Dangers of trying to load JSON as lines of text into Postgres.
reproduce error (on my machine)
create dir & download json:
mkdir jsonproblem
cd !$
curl -OL https://datahub.io/core/usa-education-budget-analysis/datapackage.json
load into postgres (from psql):
create schema jsonproblem;
set search_path to jsonproblem;
create table t(t text);
\copy t from datapackage.json csv quote e'\x01' delimiter e'\x02'
select string_agg(t,E'\n')::jsonb from t;
Results in this error:
ERROR: invalid input syntax for type json
DETAIL: Expected string, but found "}".
CONTEXT: JSON data, line 119: }...
try some stuff
view by row #:
CREATE VIEW ln AS
select row_number() over() as n, t from t;
select t as lines from ln where n > 117 and n < 121;
lines
───────────────────────────────────
"lineTerminator": "\r\n",
},
"quoteChar": "\"",
Back to shell, lines 118-120 from the file:
cat datapackage.json | sed -n '118,120p'
"lineTerminator": "\r\n",
"quoteChar": "\"",
"skipInitialSpace": false
😦
I suspect this is related to quoting/escaping issues. On the other hand, a similar line appears earlier in the file:
cat datapackage.json | sed -n '53,55p'
"lineTerminator": "\r\n",
"quoteChar": "\"",
"skipInitialSpace": false
Those lines loaded without error:
psql
set search_path to jsonproblem;
select t as lines from ln where n > 52 and n < 56;
lines
───────────────────────────────────
"lineTerminator": "\r\n",
"quoteChar": "\"",
"skipInitialSpace": false
🤔
Let’s see what happens if line 119 is deleted before loading:
\copy t from program 'cat datapackage.json|sed ''119d''' csv quote e'\x01' delimiter e'\x02'
select string_agg(t,E'\n')::jsonb from t;
No error. 😯
It also works if I delete the similar line 53 (leaving 119 untouched):
truncate t;
\copy t from program 'cat datapackage.json|sed ''53d''' csv quote e'\x01' delimiter e'\x02'
select string_agg(t,E'\n')::jsonb from t;
No error.
Solution
As suspected, loading as a binary JSON avoids this error.

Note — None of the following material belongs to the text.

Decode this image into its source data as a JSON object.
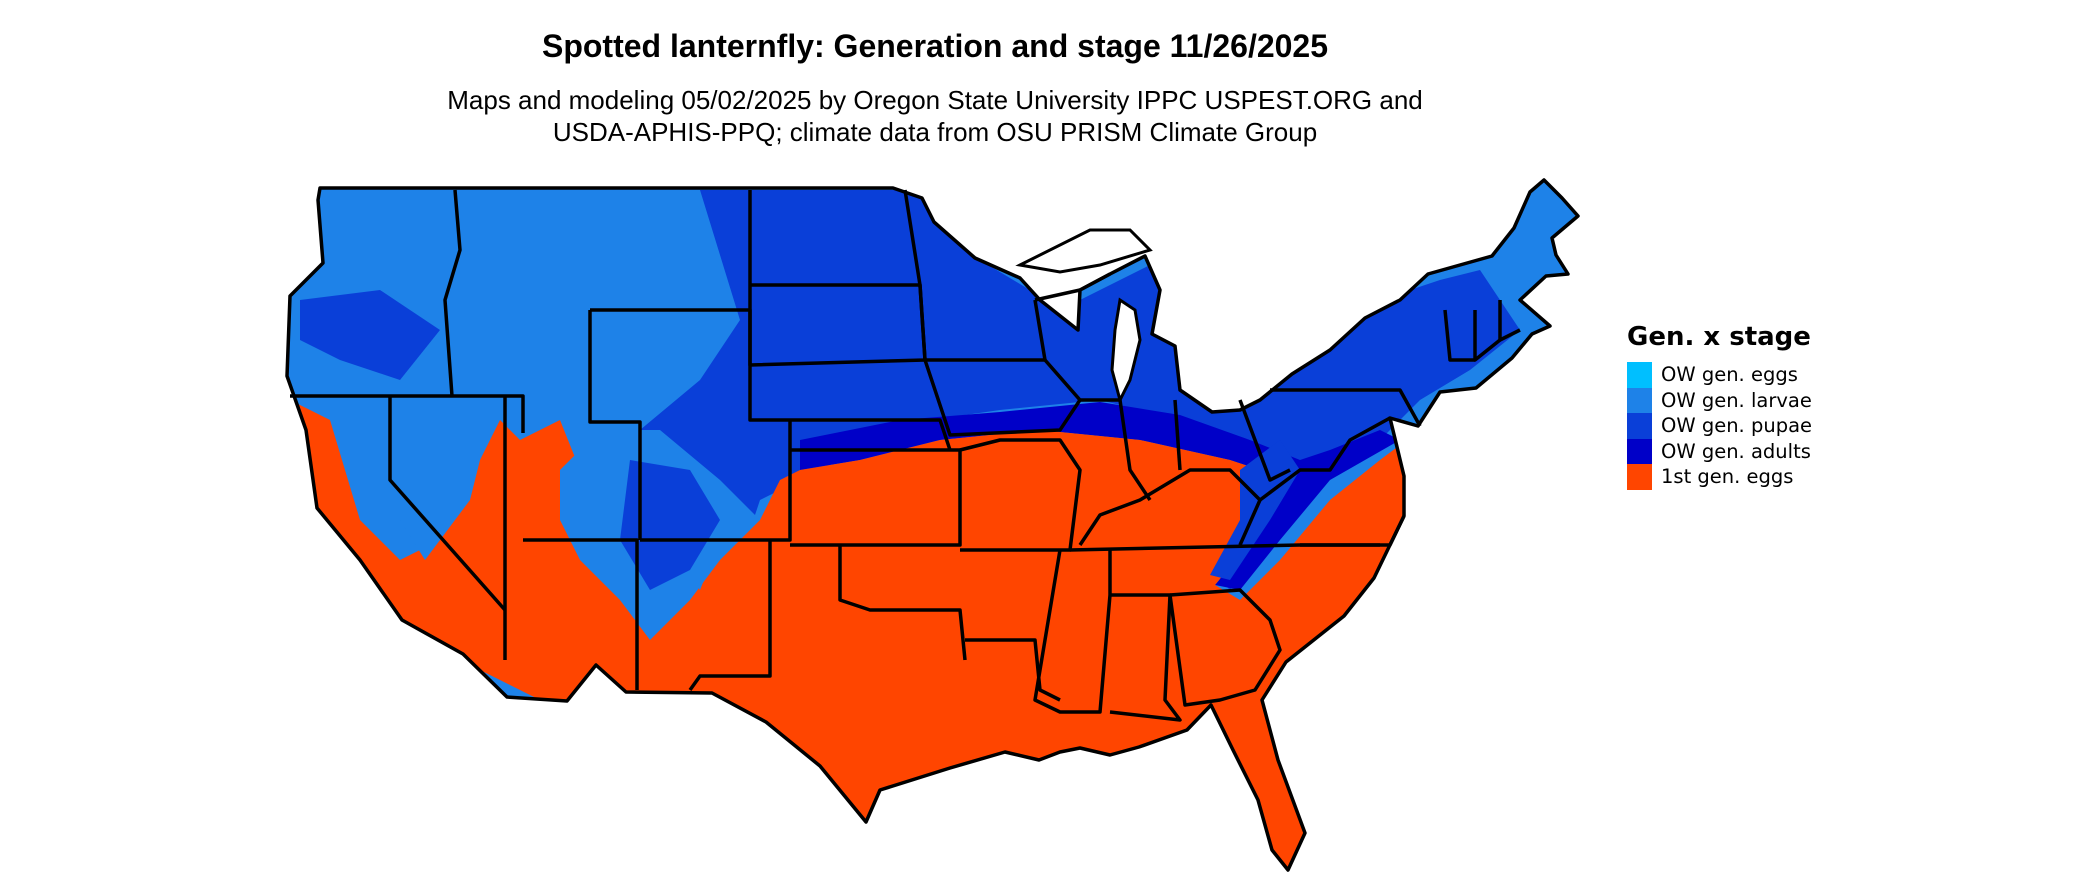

Method from: http://blog.rhodiumtoad.org.uk/2018/02/11/loading-data-from-json-files/
From psql:
set search_path to jsonproblem;
\set filename datapackage.json
\set ON_ERROR_ROLLBACK interactive
begin;
\lo_import :filename
\set obj :LASTOID
create table testtab as
select *
from convert_from(lo_get(:'obj'),'UTF8') as t;
-- clean up the object
\lo_unlink :obj
commit;
Loaded this way, select t::jsonb from testtab;
produces no error.
🥹